Asos also states that in line with its aim of focusing on consumers it perceives as being higher-value, it has launched personalised marketing to improve the profitability of the overall customer base.
Notably, in its half-year results shared in May, the company admitted that a reduction in promotion-based marketing and an 8% year-on-year decline in overall marketing spend was expected to adversely impact sales and customer numbers.

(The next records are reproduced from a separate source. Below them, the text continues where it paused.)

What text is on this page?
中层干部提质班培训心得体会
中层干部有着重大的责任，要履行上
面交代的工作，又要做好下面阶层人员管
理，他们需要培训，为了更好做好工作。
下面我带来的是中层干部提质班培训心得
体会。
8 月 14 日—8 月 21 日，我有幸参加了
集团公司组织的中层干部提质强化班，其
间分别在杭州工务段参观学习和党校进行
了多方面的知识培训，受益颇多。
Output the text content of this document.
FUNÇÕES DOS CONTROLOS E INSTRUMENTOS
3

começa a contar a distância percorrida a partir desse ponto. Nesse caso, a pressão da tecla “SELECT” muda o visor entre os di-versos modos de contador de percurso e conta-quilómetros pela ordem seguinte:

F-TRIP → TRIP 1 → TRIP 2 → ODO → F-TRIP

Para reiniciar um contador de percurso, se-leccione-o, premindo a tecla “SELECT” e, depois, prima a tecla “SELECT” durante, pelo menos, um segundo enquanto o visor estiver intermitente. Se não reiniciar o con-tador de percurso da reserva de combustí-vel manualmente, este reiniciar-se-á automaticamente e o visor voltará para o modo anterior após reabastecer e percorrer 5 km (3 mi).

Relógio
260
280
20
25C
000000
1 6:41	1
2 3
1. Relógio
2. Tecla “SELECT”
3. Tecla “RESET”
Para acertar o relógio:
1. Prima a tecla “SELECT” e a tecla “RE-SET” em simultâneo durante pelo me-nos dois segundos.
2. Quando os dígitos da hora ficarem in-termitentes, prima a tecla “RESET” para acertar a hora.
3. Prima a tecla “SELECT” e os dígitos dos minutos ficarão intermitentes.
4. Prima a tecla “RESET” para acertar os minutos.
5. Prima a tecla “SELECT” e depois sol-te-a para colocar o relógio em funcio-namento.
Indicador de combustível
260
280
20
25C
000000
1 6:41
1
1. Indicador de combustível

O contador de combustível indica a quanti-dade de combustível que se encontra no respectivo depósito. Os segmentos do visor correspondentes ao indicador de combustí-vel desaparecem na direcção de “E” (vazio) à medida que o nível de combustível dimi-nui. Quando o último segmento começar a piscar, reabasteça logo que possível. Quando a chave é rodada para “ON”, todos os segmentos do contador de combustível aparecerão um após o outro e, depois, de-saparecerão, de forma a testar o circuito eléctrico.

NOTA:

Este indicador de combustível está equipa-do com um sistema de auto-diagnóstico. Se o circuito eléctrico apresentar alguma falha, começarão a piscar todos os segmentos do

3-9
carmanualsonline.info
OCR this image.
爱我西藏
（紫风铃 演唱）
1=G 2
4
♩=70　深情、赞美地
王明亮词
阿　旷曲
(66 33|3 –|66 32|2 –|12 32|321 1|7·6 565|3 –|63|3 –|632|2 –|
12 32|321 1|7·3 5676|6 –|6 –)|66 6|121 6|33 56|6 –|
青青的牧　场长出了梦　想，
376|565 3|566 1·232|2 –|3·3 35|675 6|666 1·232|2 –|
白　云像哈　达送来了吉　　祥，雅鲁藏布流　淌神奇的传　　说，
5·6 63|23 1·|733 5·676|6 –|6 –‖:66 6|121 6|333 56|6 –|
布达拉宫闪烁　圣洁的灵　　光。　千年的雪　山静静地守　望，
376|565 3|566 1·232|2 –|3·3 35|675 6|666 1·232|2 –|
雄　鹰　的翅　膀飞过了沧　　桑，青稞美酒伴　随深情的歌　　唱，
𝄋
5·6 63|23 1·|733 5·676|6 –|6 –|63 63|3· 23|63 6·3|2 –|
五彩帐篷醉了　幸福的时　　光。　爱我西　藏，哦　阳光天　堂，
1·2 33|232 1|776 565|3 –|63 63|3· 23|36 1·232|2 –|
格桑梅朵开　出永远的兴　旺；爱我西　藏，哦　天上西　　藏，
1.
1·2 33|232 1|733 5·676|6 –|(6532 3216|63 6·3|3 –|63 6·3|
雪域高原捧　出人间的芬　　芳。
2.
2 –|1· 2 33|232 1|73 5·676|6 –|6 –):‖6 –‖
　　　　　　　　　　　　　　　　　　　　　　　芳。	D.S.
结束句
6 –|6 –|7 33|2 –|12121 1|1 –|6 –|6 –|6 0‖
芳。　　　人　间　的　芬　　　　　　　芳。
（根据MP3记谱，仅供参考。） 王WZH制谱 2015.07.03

That was borne out in the latest results, in which active customer numbers currently stand at 23.3 million, down around 9% year on year.
Despite that, the latest results show the company has continued to rely on promotional marketing in the short term, stating it had engaged in “tactical investment in promotional activity to prioritise stock reduction in a challenging trading environment”.
Calamonte says: “Our new commercial model improves our profitability, requiring lower investment into discounting as well as potentially increasing basket value and customer lifetime value once fully operational.
“We have already seen these benefits on a small scale through our Test & React trials [own label clothing line turned around on a short timescale] with no promotional investment needed to sell through c.60% of each product launch in seven days across c.500 options produced to date, more than offsetting the higher cost of goods for product created under this model.”
In line with other clothing retailers, Asos is also facing the challenge of reducing its returns rate. To that end, Asos has begun introducing charges for returns made after 14 days though still within the 28-day returns window in a number of its “non-core markets” to ameliorate the issue.
As a result of the 15% drop in sales over its latest quarter, Asos says its earnings before interest and tax will sit close to the bottom end of the £40-£60m projected range for the full year. Despite that Calamonte says: “We are laying the right foundations for sustainably profitable and cash generative growth.”